A spin model is a simple mathematical model designed to demonstrate important physical principles such at magnetism and “lattice gases”. One interesting direction for research on these systems is to develop a rigorous understanding of what happens when temperature changes induce large-scale changes in the system. Examples include the freezing transition of a liquid: as the temperature falls the system changes from one in which liquid particles are zipping around without much long-range structure into one in which the particles line up and form a frozen crystal.
The basic mathematical starting point is to model the space in which our physical system lives as graph. The nodes or vertices represent particles or sites where particles may go, and the edges between nodes represent the sites being close enough together that particle interaction can happen along edge.

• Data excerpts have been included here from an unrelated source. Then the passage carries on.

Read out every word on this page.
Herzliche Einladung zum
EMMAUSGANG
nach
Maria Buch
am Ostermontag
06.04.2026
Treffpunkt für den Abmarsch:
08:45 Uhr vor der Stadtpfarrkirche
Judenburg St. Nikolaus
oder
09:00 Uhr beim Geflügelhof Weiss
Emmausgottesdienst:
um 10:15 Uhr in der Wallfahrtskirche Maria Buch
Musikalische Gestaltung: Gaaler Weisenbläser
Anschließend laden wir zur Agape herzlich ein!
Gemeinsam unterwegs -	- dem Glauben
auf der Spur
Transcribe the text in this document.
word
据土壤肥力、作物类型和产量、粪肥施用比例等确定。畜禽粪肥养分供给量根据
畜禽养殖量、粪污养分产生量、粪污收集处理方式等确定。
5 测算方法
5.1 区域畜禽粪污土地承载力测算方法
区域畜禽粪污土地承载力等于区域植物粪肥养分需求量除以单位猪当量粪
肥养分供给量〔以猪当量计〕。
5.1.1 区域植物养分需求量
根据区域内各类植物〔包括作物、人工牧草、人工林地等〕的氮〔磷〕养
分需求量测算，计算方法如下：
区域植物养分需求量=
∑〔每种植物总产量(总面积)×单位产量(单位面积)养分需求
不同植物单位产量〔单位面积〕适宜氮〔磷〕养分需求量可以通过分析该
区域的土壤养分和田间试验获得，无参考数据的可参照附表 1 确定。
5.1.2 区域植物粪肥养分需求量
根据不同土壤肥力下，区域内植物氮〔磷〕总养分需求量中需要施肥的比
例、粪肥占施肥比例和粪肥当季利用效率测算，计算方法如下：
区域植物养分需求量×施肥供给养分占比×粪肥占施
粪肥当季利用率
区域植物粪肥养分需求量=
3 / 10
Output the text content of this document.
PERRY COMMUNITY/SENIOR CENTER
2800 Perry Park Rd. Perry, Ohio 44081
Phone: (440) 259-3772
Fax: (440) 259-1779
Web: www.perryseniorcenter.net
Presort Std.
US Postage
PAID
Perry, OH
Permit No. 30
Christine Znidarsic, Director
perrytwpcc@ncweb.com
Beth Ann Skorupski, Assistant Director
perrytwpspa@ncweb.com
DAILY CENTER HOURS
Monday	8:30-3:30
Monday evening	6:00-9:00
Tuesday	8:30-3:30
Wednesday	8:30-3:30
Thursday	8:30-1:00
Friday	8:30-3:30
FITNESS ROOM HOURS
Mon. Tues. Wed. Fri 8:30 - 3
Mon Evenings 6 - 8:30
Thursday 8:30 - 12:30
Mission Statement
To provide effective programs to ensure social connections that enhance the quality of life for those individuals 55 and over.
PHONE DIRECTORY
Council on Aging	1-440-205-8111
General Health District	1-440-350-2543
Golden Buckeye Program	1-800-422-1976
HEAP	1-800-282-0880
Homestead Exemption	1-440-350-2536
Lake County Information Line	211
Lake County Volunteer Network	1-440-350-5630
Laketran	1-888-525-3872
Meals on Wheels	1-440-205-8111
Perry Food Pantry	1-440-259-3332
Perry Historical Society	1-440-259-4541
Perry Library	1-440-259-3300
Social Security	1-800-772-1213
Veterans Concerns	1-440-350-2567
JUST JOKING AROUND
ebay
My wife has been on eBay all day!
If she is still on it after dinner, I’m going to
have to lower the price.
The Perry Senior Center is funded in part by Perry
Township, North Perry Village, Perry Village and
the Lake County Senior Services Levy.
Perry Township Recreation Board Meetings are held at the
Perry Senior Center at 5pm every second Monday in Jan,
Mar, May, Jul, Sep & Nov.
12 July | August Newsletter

This framework gives us a discrete model of the geometry of the space in question, and it’s a good fit for certain problems like when gas particles occupy available sites in a crystal lattice. It’s less clear that there are suitable graphs to model e.g. 3-dimensional space, but it is certainly useful at time to simplify the smooth world of Euclidean space into a lattice graph.
To model the particles we let each node of the graph take on a “spin”. Given an assignment of spins to every node, we compute the “weight” of the assignment according to the spins themselves and interactions between spins along edges of the graph. Then we convert this weight into a probability and this constitutes a distribution to the states of the system. At this point we haven’t done any real mathematics, but we already have a system with interesting behaviour.